A part le truc en plus. L’autre fois, quand à 1h du mat on s’est fait foutre dehors par le gérant du bar on est allés se finir comme des porcs chez un pote d’un des collèges. Et là le mec j’ai tout de suite vu qu’il en avait une grosse. Pas une grosse, que dis-je, une énorme. Même si à ce moment là j’avais déjà 2 grammes je l’ai tout de suite vu qu’il avait une énoooooooorme bibliothèque. Et ça c’est pas de bol c’est mon point faible, ma big faille. Mais le truc de dingue quoi, un mur complet ho ! Des bouquins partout ! Et autant de la merde que pas de la merde ! Donc là forcément le type je commence à le regarder un peu différemment.
Et là je sens arriver la grosse galère. Genre meeeeeerde, va falloir le séduire, mais avec autre chose que mes nichons (que de toute façon j’en ai pas, sauf l’autre fois, avec un kleenex dans mon soutien gorge, bonnet b youhouuuuuuuuuuuu !!!!), allez vasy rame petite rame.

J’ai donc décidé que ça servait à rien de cacher mes défauts où de faire style nan c’pas vrai chuis pas tonchée non c’faux. Je suis normale. Je n’entends pas des voix dans ma tête qui me disent qu’un jour je serai maitre du monde et je vous asservirai tous c’est faux. Ma passion dans la vie ? Faire la cuisine… et la vaisselle. Je kiffe. Enfin non je kiffe pas, c’est du vocabulaire de sauvageons kiffer, moi j’aime. La vaisselle est un hobby chez moi.
Alors comme je suis avec des personnes que j’apprécie, avec qui je rigole bien et qu’en plus je suis de plus en plus bourrée je me laisse un peu aller. Genre je vais pas lui faire croire que je fais pas caca.

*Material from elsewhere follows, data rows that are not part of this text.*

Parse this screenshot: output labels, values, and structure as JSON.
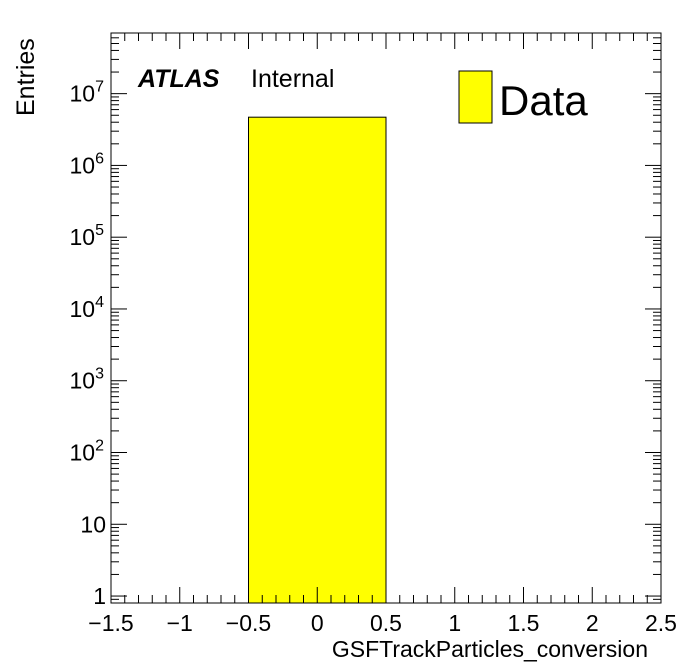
{
  "chart_data": {
    "type": "bar",
    "histogram": true,
    "xlabel": "GSFTrackParticles_conversion",
    "ylabel": "Entries",
    "xlim": [
      -1.5,
      2.5
    ],
    "ylim": [
      0.8,
      70000000
    ],
    "y_scale": "log",
    "x_ticks": [
      -1.5,
      -1,
      -0.5,
      0,
      0.5,
      1,
      1.5,
      2,
      2.5
    ],
    "x_tick_labels": [
      "−1.5",
      "−1",
      "−0.5",
      "0",
      "0.5",
      "1",
      "1.5",
      "2",
      "2.5"
    ],
    "y_ticks": [
      {
        "value": 1,
        "base": "1",
        "exp": ""
      },
      {
        "value": 10,
        "base": "10",
        "exp": ""
      },
      {
        "value": 100,
        "base": "10",
        "exp": "2"
      },
      {
        "value": 1000,
        "base": "10",
        "exp": "3"
      },
      {
        "value": 10000,
        "base": "10",
        "exp": "4"
      },
      {
        "value": 100000,
        "base": "10",
        "exp": "5"
      },
      {
        "value": 1000000,
        "base": "10",
        "exp": "6"
      },
      {
        "value": 10000000,
        "base": "10",
        "exp": "7"
      }
    ],
    "bins": [
      {
        "low": -0.5,
        "high": 0.5,
        "value": 4700000
      }
    ],
    "series": [
      {
        "name": "Data",
        "color": "#ffff00"
      }
    ],
    "legend_position": "top-right",
    "grid": false
  },
  "annotation": {
    "experiment": "ATLAS",
    "status": "Internal"
  }
}
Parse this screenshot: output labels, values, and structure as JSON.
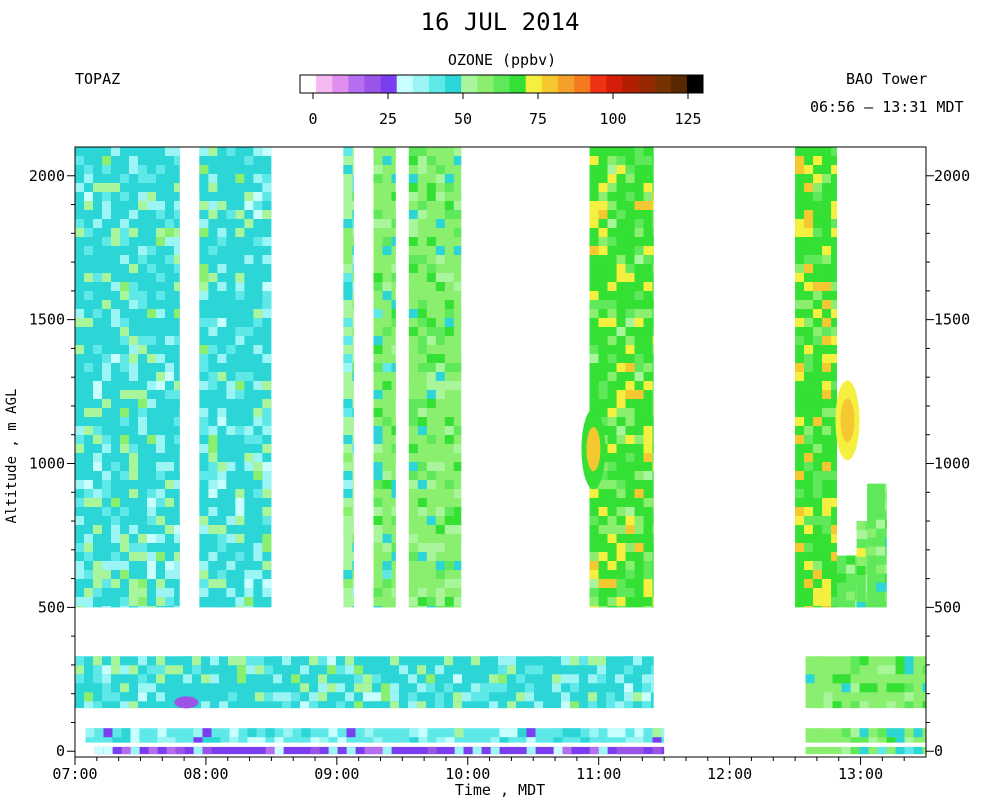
{
  "title": "16 JUL 2014",
  "left_label": "TOPAZ",
  "right_label": "BAO Tower",
  "time_range": "06:56 – 13:31 MDT",
  "colorbar": {
    "title": "OZONE (ppbv)",
    "ticks": [
      "0",
      "25",
      "50",
      "75",
      "100",
      "125"
    ],
    "tick_values": [
      0,
      25,
      50,
      75,
      100,
      125
    ],
    "range": [
      0,
      125
    ],
    "colors": [
      "#ffffff",
      "#f5b8f0",
      "#e08ff0",
      "#b56ef0",
      "#9a55e8",
      "#7a3ef0",
      "#c8ffff",
      "#9cf5f5",
      "#5fe8e8",
      "#2cd6d6",
      "#a8f59c",
      "#8aef6e",
      "#5fe85a",
      "#33e033",
      "#f5f040",
      "#f5c832",
      "#f5a028",
      "#f57a1e",
      "#f03214",
      "#d21e0a",
      "#b41e00",
      "#962800",
      "#783200",
      "#5a2800",
      "#000000"
    ]
  },
  "chart_data": {
    "type": "heatmap",
    "title": "16 JUL 2014",
    "variable": "OZONE (ppbv)",
    "xlabel": "Time , MDT",
    "ylabel": "Altitude , m AGL",
    "x_ticks": [
      "07:00",
      "08:00",
      "09:00",
      "10:00",
      "11:00",
      "12:00",
      "13:00"
    ],
    "xlim_hours": [
      7.0,
      13.5
    ],
    "y_ticks": [
      0,
      500,
      1000,
      1500,
      2000
    ],
    "ylim": [
      -20,
      2100
    ],
    "topaz_blocks": [
      {
        "start": 7.0,
        "end": 7.8,
        "alt_min": 500,
        "alt_max": 2100,
        "dominant_ppbv": 45
      },
      {
        "start": 7.95,
        "end": 8.5,
        "alt_min": 500,
        "alt_max": 2100,
        "dominant_ppbv": 45
      },
      {
        "start": 9.05,
        "end": 9.13,
        "alt_min": 500,
        "alt_max": 2100,
        "dominant_ppbv": 50
      },
      {
        "start": 9.28,
        "end": 9.45,
        "alt_min": 500,
        "alt_max": 2100,
        "dominant_ppbv": 55
      },
      {
        "start": 9.55,
        "end": 9.95,
        "alt_min": 500,
        "alt_max": 2100,
        "dominant_ppbv": 58
      },
      {
        "start": 10.93,
        "end": 11.42,
        "alt_min": 500,
        "alt_max": 2100,
        "dominant_ppbv": 65
      },
      {
        "start": 12.5,
        "end": 12.82,
        "alt_min": 500,
        "alt_max": 2100,
        "dominant_ppbv": 68
      },
      {
        "start": 12.82,
        "end": 12.97,
        "alt_min": 500,
        "alt_max": 680,
        "dominant_ppbv": 60
      },
      {
        "start": 12.97,
        "end": 13.05,
        "alt_min": 500,
        "alt_max": 800,
        "dominant_ppbv": 60
      },
      {
        "start": 13.05,
        "end": 13.2,
        "alt_min": 500,
        "alt_max": 930,
        "dominant_ppbv": 60
      }
    ],
    "bao_blocks": [
      {
        "start": 7.0,
        "end": 11.42,
        "alt_min": 150,
        "alt_max": 330,
        "dominant_ppbv": 45
      },
      {
        "start": 12.58,
        "end": 13.5,
        "alt_min": 150,
        "alt_max": 330,
        "dominant_ppbv": 58
      },
      {
        "start": 7.08,
        "end": 11.5,
        "alt_min": 30,
        "alt_max": 80,
        "dominant_ppbv": 40
      },
      {
        "start": 12.58,
        "end": 13.5,
        "alt_min": 30,
        "alt_max": 80,
        "dominant_ppbv": 55
      },
      {
        "start": 7.15,
        "end": 11.5,
        "alt_min": -10,
        "alt_max": 15,
        "dominant_ppbv": 28
      },
      {
        "start": 12.58,
        "end": 13.5,
        "alt_min": -10,
        "alt_max": 15,
        "dominant_ppbv": 55
      }
    ],
    "features": [
      {
        "description": "yellow maximum",
        "time": 12.9,
        "altitude": 1150,
        "ppbv": 78
      },
      {
        "description": "yellow maximum",
        "time": 10.96,
        "altitude": 1050,
        "ppbv": 75
      },
      {
        "description": "purple minimum",
        "time": 7.85,
        "altitude": 170,
        "ppbv": 20
      }
    ]
  }
}
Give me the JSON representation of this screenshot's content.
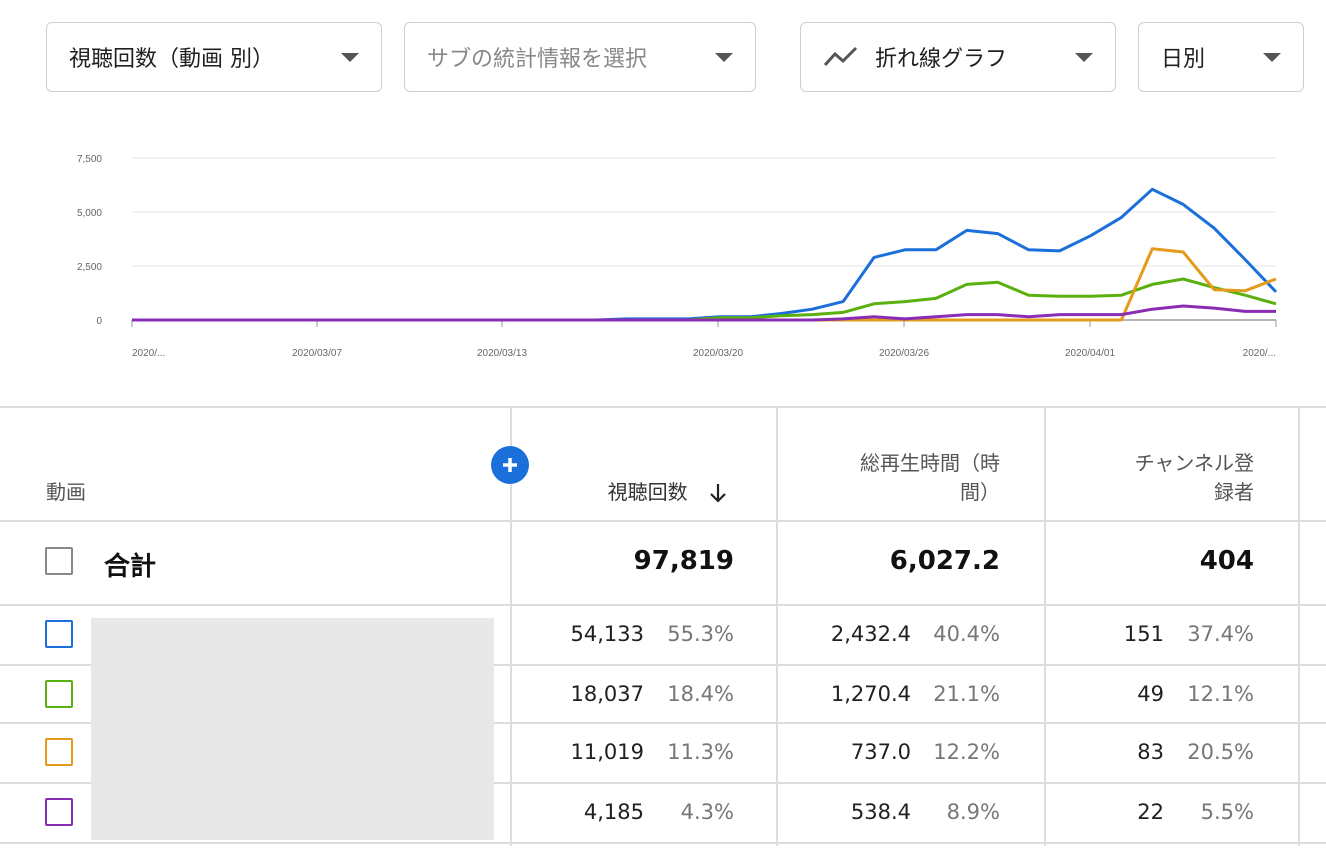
{
  "controls": {
    "metric_select": "視聴回数（動画 別）",
    "sub_metric_placeholder": "サブの統計情報を選択",
    "chart_type_select": "折れ線グラフ",
    "interval_select": "日別"
  },
  "chart_data": {
    "type": "line",
    "ylim": [
      0,
      7500
    ],
    "yticks": [
      "7,500",
      "5,000",
      "2,500",
      "0"
    ],
    "xtick_labels": [
      "2020/...",
      "2020/03/07",
      "2020/03/13",
      "2020/03/20",
      "2020/03/26",
      "2020/04/01",
      "2020/..."
    ],
    "grid": true,
    "series": [
      {
        "color": "#1a6fdb",
        "values": [
          0,
          0,
          0,
          0,
          0,
          0,
          0,
          0,
          0,
          0,
          0,
          0,
          0,
          0,
          0,
          0,
          50,
          50,
          50,
          150,
          150,
          300,
          500,
          850,
          2900,
          3250,
          3250,
          4150,
          4000,
          3250,
          3200,
          3900,
          4750,
          6050,
          5350,
          4250,
          2800,
          1300
        ]
      },
      {
        "color": "#5ab00f",
        "values": [
          0,
          0,
          0,
          0,
          0,
          0,
          0,
          0,
          0,
          0,
          0,
          0,
          0,
          0,
          0,
          0,
          0,
          0,
          0,
          100,
          100,
          200,
          250,
          350,
          750,
          850,
          1000,
          1650,
          1750,
          1150,
          1100,
          1100,
          1150,
          1650,
          1900,
          1500,
          1150,
          750
        ]
      },
      {
        "color": "#e49b1b",
        "values": [
          0,
          0,
          0,
          0,
          0,
          0,
          0,
          0,
          0,
          0,
          0,
          0,
          0,
          0,
          0,
          0,
          0,
          0,
          0,
          0,
          0,
          0,
          0,
          0,
          0,
          0,
          0,
          0,
          0,
          0,
          0,
          0,
          0,
          3300,
          3150,
          1400,
          1350,
          1900
        ]
      },
      {
        "color": "#8a2db5",
        "values": [
          0,
          0,
          0,
          0,
          0,
          0,
          0,
          0,
          0,
          0,
          0,
          0,
          0,
          0,
          0,
          0,
          0,
          0,
          0,
          0,
          0,
          0,
          0,
          50,
          150,
          50,
          150,
          250,
          250,
          150,
          250,
          250,
          250,
          500,
          650,
          550,
          400,
          400
        ]
      }
    ]
  },
  "table": {
    "col_video": "動画",
    "col_views": "視聴回数",
    "col_watch_time": "総再生時間（時間）",
    "col_watch_time_l1": "総再生時間（時",
    "col_watch_time_l2": "間）",
    "col_subs_l1": "チャンネル登",
    "col_subs_l2": "録者",
    "total_label": "合計",
    "total_views": "97,819",
    "total_watch": "6,027.2",
    "total_subs": "404",
    "rows": [
      {
        "color": "#1a6fdb",
        "views": "54,133",
        "views_pct": "55.3%",
        "watch": "2,432.4",
        "watch_pct": "40.4%",
        "subs": "151",
        "subs_pct": "37.4%"
      },
      {
        "color": "#5ab00f",
        "views": "18,037",
        "views_pct": "18.4%",
        "watch": "1,270.4",
        "watch_pct": "21.1%",
        "subs": "49",
        "subs_pct": "12.1%"
      },
      {
        "color": "#e49b1b",
        "views": "11,019",
        "views_pct": "11.3%",
        "watch": "737.0",
        "watch_pct": "12.2%",
        "subs": "83",
        "subs_pct": "20.5%"
      },
      {
        "color": "#8a2db5",
        "views": "4,185",
        "views_pct": "4.3%",
        "watch": "538.4",
        "watch_pct": "8.9%",
        "subs": "22",
        "subs_pct": "5.5%"
      }
    ]
  }
}
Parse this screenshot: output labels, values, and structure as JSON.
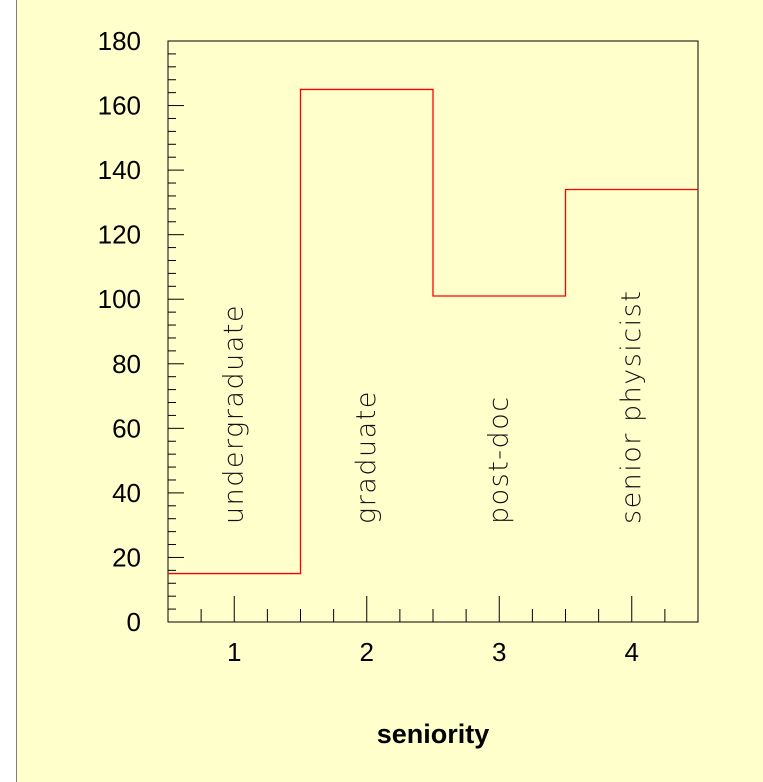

Et bien cette méthode est une erreur ! Ca ne marche pas. Parce que du coup au naturel moi je fais quoi ? Ben du naturel. Donc des énoooooormes concours de rots, que j’ai tous gagné. Avec trois mecs en face de moi qui me regardaient ahuris parce que « mais putain did ils viennent d’où ? ». Donc là déjà hein en gros ça passe ou ça casse, effectivement y a des mecs qui préfèrent attendre avant de voir la triste réalité, à savoir que leur meuf fait bien caca !!! Mais qu’ils préfèrent passer 6 mois à croire que non.
Le problème c’est que plus la soirée avançait, plus l’alcool prenait ses aises dans mon sang et a finit par prendre complètement possession de mon cerveau. Donc à un moment donné, comme j’étais la seule meuf, on s’est mis à parler film porno. J’essayais d’expliquer à ces messieurs que oui, les femmes matent des pornos et que non, ça les excitent pas puisque le public visé ce sont les hommes et qu’on est pas tout à fait excitées par les mêmes trucs.
Et c’est là qu’arrive l’erreur fatale. Mon pote me demande s’il existe pas des pornos faits par des femmes. Donc si, ça existe, Ovidie s’y est essayée mais que comme ça reste une production dorcel ben ça reste du porno sauce dorcel. Donc pour séduire, on ne dit surtout pas « tu m’excuseras mais une anale à sec, tu peux toujours mettre des pétales de roses autour parce qu’il parait que les filles aiment les pétales de rose, ben ça reste une anale à sec » à un type qu’on veut séduire et qu’on connait pas… Non, ça on ne le dit pas…

Et c’est pas vraiment mon genre de dire ça mais celui là, comme j’ai les boules d’être passée à côté !!!

Moi j’vous l’dis, à sec ou avec de la vaseline, de toute façon, la vie c’est de la merde.